TR/Prabhupada 0630 - Hayıflanmak İçin Sebep Yok, Çünkü Ruh Hep Kalacak



Lecture on BG 2.28 -- London, August 30, 1973

Adanan: Çevirisi: "Tüm yaratılan varlıklar başlangıçta tezahür etmez, geçiş evrelerinde tezahür ederler, ve yok oldukları zaman tekrardan görünmez olurlar. O halde yas tutmaya ne gerek var?"

Prabhupāda: Ruh ebedidir. Yas tutmak için bir sebep yok, çünkü ruh hep kalacak. Beden yok olsa bile, yas tutmaya sebep yok. Ve "Ruh yoktur; başlangıçte her şey boşluktan ibaretti..." diye inanmayanlar... Başlangıçta boşluk vardı ve ortasında tezahür etti. Sonra yine boşluk. Yani boşluktan boşluğa, üzülecek ne var? Kṛṣṇa'nın ileri sürdüğü argüman bu. İki türlü de yas tutamazsınız. O halde?

Pradyumna: (yorum) "Yine de, iddia uğruna ateistik teoriyi kabul etsek bile, yas tutmak için hiç bir sebep yoktur. Ruhun ayrıca varlığının yanısıra, maddi elementler de yaratılıştan önce tezahür etmez. Ortaya çıkmamanın bu sübtil halinden tezahür gelir. Aynı eterden havanın yaratılması, havadan ateşin yaratılması, ateşten suyun yaratılması, ve sudan toprağın ortaya çıkması gibi. Ve topraktan da bir çok farklı çeşitle tezahür..."

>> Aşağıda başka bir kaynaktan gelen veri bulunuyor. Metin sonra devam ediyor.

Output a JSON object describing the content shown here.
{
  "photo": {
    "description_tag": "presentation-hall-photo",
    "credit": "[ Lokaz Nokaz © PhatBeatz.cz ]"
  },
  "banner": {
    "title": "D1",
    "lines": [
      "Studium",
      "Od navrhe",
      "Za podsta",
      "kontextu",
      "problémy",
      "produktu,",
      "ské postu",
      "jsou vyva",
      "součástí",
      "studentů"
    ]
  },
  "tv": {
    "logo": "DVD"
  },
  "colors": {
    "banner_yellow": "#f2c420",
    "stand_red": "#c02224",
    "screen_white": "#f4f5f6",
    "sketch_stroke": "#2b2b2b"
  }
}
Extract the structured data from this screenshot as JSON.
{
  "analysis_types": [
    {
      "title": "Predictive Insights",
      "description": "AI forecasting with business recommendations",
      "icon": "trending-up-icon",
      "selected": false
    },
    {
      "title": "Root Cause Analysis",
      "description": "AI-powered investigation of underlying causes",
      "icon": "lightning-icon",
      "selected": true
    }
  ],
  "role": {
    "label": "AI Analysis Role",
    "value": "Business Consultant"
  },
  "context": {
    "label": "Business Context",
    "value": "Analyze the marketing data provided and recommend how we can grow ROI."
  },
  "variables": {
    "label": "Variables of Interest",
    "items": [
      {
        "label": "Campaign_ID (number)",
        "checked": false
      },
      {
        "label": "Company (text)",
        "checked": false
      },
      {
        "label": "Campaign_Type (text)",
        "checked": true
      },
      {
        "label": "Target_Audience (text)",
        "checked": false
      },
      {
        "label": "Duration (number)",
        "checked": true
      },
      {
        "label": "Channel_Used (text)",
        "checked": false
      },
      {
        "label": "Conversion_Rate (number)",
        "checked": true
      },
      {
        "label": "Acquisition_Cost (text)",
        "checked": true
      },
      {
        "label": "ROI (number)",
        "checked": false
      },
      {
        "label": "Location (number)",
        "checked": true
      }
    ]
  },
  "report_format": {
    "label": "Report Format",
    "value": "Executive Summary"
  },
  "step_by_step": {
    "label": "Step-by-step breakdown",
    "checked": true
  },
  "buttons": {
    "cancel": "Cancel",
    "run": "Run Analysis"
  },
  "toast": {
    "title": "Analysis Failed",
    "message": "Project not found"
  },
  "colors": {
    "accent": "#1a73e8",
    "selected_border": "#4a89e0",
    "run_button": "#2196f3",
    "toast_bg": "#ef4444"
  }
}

Prabhupāda: Bu yaratılış sürecidir. Eterden gökyüzü, sonra hava, sonra ateş, sonra su, sonra da toprak. Bu yaratılış sürecidir. Evet.

Pradyumna: "Örneğin topraktan ortaya çıkan büyük bir gökdeleni düşünün. Parçalandığında, ortaya çıkan şey yine ortadan kalkacak ve nihai aşamada atom olarak kalacak. Enerjinin korunması kanunu kalır, ama zaman içinde birşerler ortaya çıkan ve gözden kaybolur. Aradaki fark budur. O zaman ne ortaya çıkma ne de ortadan kalkma aşamasında üzülmenin sebebi var mı? Öyle ya da böyle, ortadan kalkma aşamasında bile birşeyler kaybolmuyorlar. Başlangıçta ve sonunda tüm elementler gözden kaybolmuş halde kalır, ve sadece ortasında tezahür ederler, ama bu aslında hiç bir gerçek maddi fark yaratmaz. Ve eğer Bhagavad-gītā'da söylendiği şekliyle (2.18) (antavanta ime dehāḥ) Vedik yargıyı, öyle ki bu maddi bedenlerin zaman içinde bozulduğunu (nityasyoktāḥ śarīriṇaḥ) ama ruh ebedi olduğunu kabul edersek, o halde her zaman bu bedenin bir kıyafet gibi olduğunu hatırlamalıyız. O yüzden neden elbisenin değişiyor olmasına üzülelim ki? Maddi bedenin ebedi ruhla ilişkili olarak hiç gerçek bir varoluşu yok. Rüya gibi bir şey. Rüyadayken uçtuğumuzu ya da kral gibi at arabasında oturduğumuzu görebiliriz, ama uyandığımızda görürüz ki ne havadayız ne de at arabasında. Vedik bilgelik benlik idrakını ve maddi bedenin yokluğunu destekler. Her iki durumda da, kişi ruhun varlığına inansa da inanmasa da, bedenin yitirildiğine üzülmesine gerek yoktur."